Sunday, April 25, 2010

The Written Word and Reverence

I have always had a secret reverence for the written word. Ever since I was little I've been reading, or at least, ever since I moved to the podunk town I live in now and came in contact with new, and incredibly disheartening, individuals. At first, as in before I slipped into the Aurora bubble, reading was something I did to try and keep up with my big brother, who has always been a role model for me, as much as I've hated him before. He's probably made me more of who I am today than my mother has, and she would hate to know it. I read the Hobbit, because my brother just had, and I wanted to keep up. Then I launched into the Fellowship of the Ring because my father told me I could not see the movie unless I had read the books first. So I read them. From then on, I was hooked.
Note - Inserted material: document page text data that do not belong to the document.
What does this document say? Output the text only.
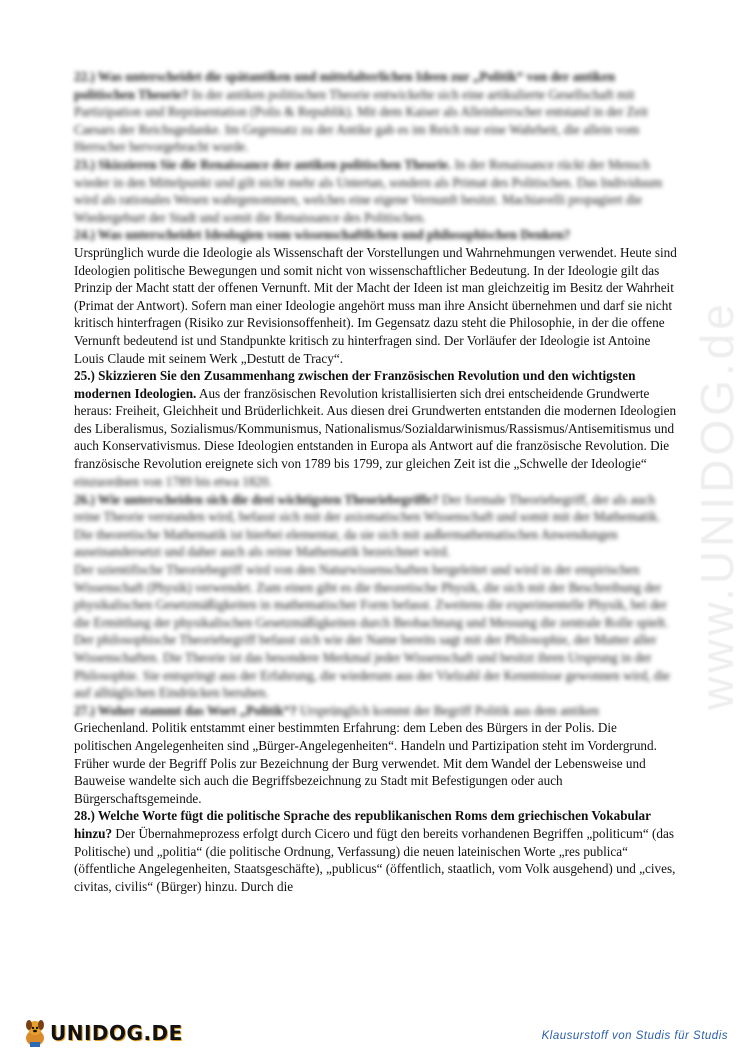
www.UNIDOG.de

22.) Was unterscheidet die spätantiken und mittelalterlichen Ideen zur „Politik“ von der antiken politischen Theorie? In der antiken politischen Theorie entwickelte sich eine artikulierte Gesellschaft mit Partizipation und Repräsentation (Polis & Republik). Mit dem Kaiser als Alleinherrscher entstand in der Zeit Caesars der Reichsgedanke. Im Gegensatz zu der Antike gab es im Reich nur eine Wahrheit, die allein vom Herrscher hervorgebracht wurde.

23.) Skizzieren Sie die Renaissance der antiken politischen Theorie. In der Renaissance rückt der Mensch wieder in den Mittelpunkt und gilt nicht mehr als Untertan, sondern als Primat des Politischen. Das Individuum wird als rationales Wesen wahrgenommen, welches eine eigene Vernunft besitzt. Machiavelli propagiert die Wiedergeburt der Stadt und somit die Renaissance des Politischen.

24.) Was unterscheidet Ideologien vom wissenschaftlichen und philosophischen Denken?

Ursprünglich wurde die Ideologie als Wissenschaft der Vorstellungen und Wahrnehmungen verwendet. Heute sind Ideologien politische Bewegungen und somit nicht von wissenschaftlicher Bedeutung. In der Ideologie gilt das Prinzip der Macht statt der offenen Vernunft. Mit der Macht der Ideen ist man gleichzeitig im Besitz der Wahrheit (Primat der Antwort). Sofern man einer Ideologie angehört muss man ihre Ansicht übernehmen und darf sie nicht kritisch hinterfragen (Risiko zur Revisionsoffenheit). Im Gegensatz dazu steht die Philosophie, in der die offene Vernunft bedeutend ist und Standpunkte kritisch zu hinterfragen sind. Der Vorläufer der Ideologie ist Antoine Louis Claude mit seinem Werk „Destutt de Tracy“.

25.) Skizzieren Sie den Zusammenhang zwischen der Französischen Revolution und den wichtigsten modernen Ideologien. Aus der französischen Revolution kristallisierten sich drei entscheidende Grundwerte heraus: Freiheit, Gleichheit und Brüderlichkeit. Aus diesen drei Grundwerten entstanden die modernen Ideologien des Liberalismus, Sozialismus/Kommunismus, Nationalismus/Sozialdarwinismus/Rassismus/Antisemitismus und auch Konservativismus. Diese Ideologien entstanden in Europa als Antwort auf die französische Revolution. Die französische Revolution ereignete sich von 1789 bis 1799, zur gleichen Zeit ist die „Schwelle der Ideologie“

einzuordnen von 1789 bis etwa 1820.

26.) Wie unterscheiden sich die drei wichtigsten Theoriebegriffe? Der formale Theoriebegriff, der als auch reine Theorie verstanden wird, befasst sich mit der axiomatischen Wissenschaft und somit mit der Mathematik. Die theoretische Mathematik ist hierbei elementar, da sie sich mit außermathematischen Anwendungen auseinandersetzt und daher auch als reine Mathematik bezeichnet wird.

Der szientifische Theoriebegriff wird von den Naturwissenschaften hergeleitet und wird in der empirischen Wissenschaft (Physik) verwendet. Zum einen gibt es die theoretische Physik, die sich mit der Beschreibung der physikalischen Gesetzmäßigkeiten in mathematischer Form befasst. Zweitens die experimentelle Physik, bei der die Ermittlung der physikalischen Gesetzmäßigkeiten durch Beobachtung und Messung die zentrale Rolle spielt.

Der philosophische Theoriebegriff befasst sich wie der Name bereits sagt mit der Philosophie, der Mutter aller Wissenschaften. Die Theorie ist das besondere Merkmal jeder Wissenschaft und besitzt ihren Ursprung in der Philosophie. Sie entspringt aus der Erfahrung, die wiederum aus der Vielzahl der Kenntnisse gewonnen wird, die auf alltäglichen Eindrücken beruhen.

27.) Woher stammt das Wort „Politik“? Ursprünglich kommt der Begriff Politik aus dem antiken

Griechenland. Politik entstammt einer bestimmten Erfahrung: dem Leben des Bürgers in der Polis. Die politischen Angelegenheiten sind „Bürger-Angelegenheiten“. Handeln und Partizipation steht im Vordergrund. Früher wurde der Begriff Polis zur Bezeichnung der Burg verwendet. Mit dem Wandel der Lebensweise und Bauweise wandelte sich auch die Begriffsbezeichnung zu Stadt mit Befestigungen oder auch Bürgerschaftsgemeinde.

28.) Welche Worte fügt die politische Sprache des republikanischen Roms dem griechischen Vokabular hinzu? Der Übernahmeprozess erfolgt durch Cicero und fügt den bereits vorhandenen Begriffen „politicum“ (das Politische) und „politia“ (die politische Ordnung, Verfassung) die neuen lateinischen Worte „res publica“ (öffentliche Angelegenheiten, Staatsgeschäfte), „publicus“ (öffentlich, staatlich, vom Volk ausgehend) und „cives, civitas, civilis“ (Bürger) hinzu. Durch die

UNIDOG.DE	Klausurstoff von Studis für Studis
The swashbuckling adventures, the violence and lore, and of course the forgiving and unremitting acceptance of camaraderie were all appealing to my young mind. Then I let go for a while, but as soon as I moved I was right back into it. Books became an escape, and the camaraderie that had been a pleasant side plot became the focal point of my adventures between the lines. My close connection with the written word has made me reverent for it, so I would argue against ever burning a book or desecrating the pages it lay on. But, this year, when reading a political text, I struggled within myself over destroying myself or the book. In the end I set it down, but it was a good few minutes of blind rage. At that point, I see that hatred overcame love in my being, and this bothers me. It doesn't really say much, but it is interesting to note that reverence is rarely the most powerful emotion a person can feel.